Im Ball steckt nicht einfach nur Luft, sondern, wie schon die Lästerzunge Max Merkel wusste, ein Frosch ("darum hüpft er so»). Eine Kröte. Auch an diesem verregneten Sonntagnachmittag in Livorno. Und die Kröte schlucken musste er, der Besitzer des preisgekrönten Artistenzirkus der AC Milan, auch wenn er selber, wegen seiner Pflichten als Ministerpräsident, der ein italienisches Kriegsopfer im Irak zu betrauern hatte, nicht zugegen war im einzigen Fussballstadion des Stiefels, das sich in der Hand seiner Feinde, der «Kommunisten», befindet. Letzte Woche hatte Berlusconi als vorauseilender Wahlkämpfer (gewählt wird erst 2006) vor dem Elend gewarnt, das die Linken überall säen. Ich bin das Gute, sagte der Messias B., alles andere ist schlecht. Ich oder die andern. In Livorno siegten, sein Pech, die andern.
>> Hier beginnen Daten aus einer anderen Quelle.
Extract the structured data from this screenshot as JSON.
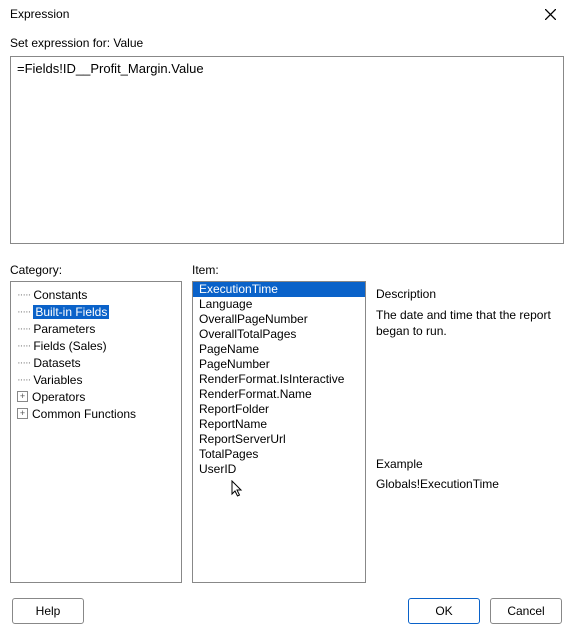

Livorno ist diese Saison nach einem halben Jahrhundert Marginalisierung in die Serie A zurückgekehrt, mit einem feurigen Ultra-Stamm, der linke Parolen schwingt und im Hinspiel in Mailand im heissen September Wollmützen trug, um Berlusconi zu ärgern, der nach einer Haartransplantation den Kopf mit einer «Bandana» verhüllte. (Und Livorno erreichte ein überraschendes 2:2-Remis.) Fast alle Tifosi-Kurven werden vom Lärm der Rechts-Sympathisanten und rechts- extremistischer Klüngel (wie etwa Lazio und die AS Roma) beherrscht und terrorisiert. Mit Ausnahme, welche Ironie, von Berlusconis Spielzeug: Der Anhang der AC Milan wurzelt traditionell in der Arbeiterschaft. Livorno ist aber auch Heimat und Klub des linksliberalen Staatspräsidenten Carlo Azeglio Ciampi, der mit Berlusconi dauernd im Clinch liegt um die Verfassungsmässigkeit der Gesetze, die der Regierungschef zu seinem eigenen Nutzen schneidern lässt. Etwa die neue Fernsehordnung, die dem Medienmogul ermöglicht, digitale Programme zu verbreiten - seine Mediaset übertrug, zum Pay-per-view- Spottpreis von drei Euro, auch den Milan-Absturz aus Livorno.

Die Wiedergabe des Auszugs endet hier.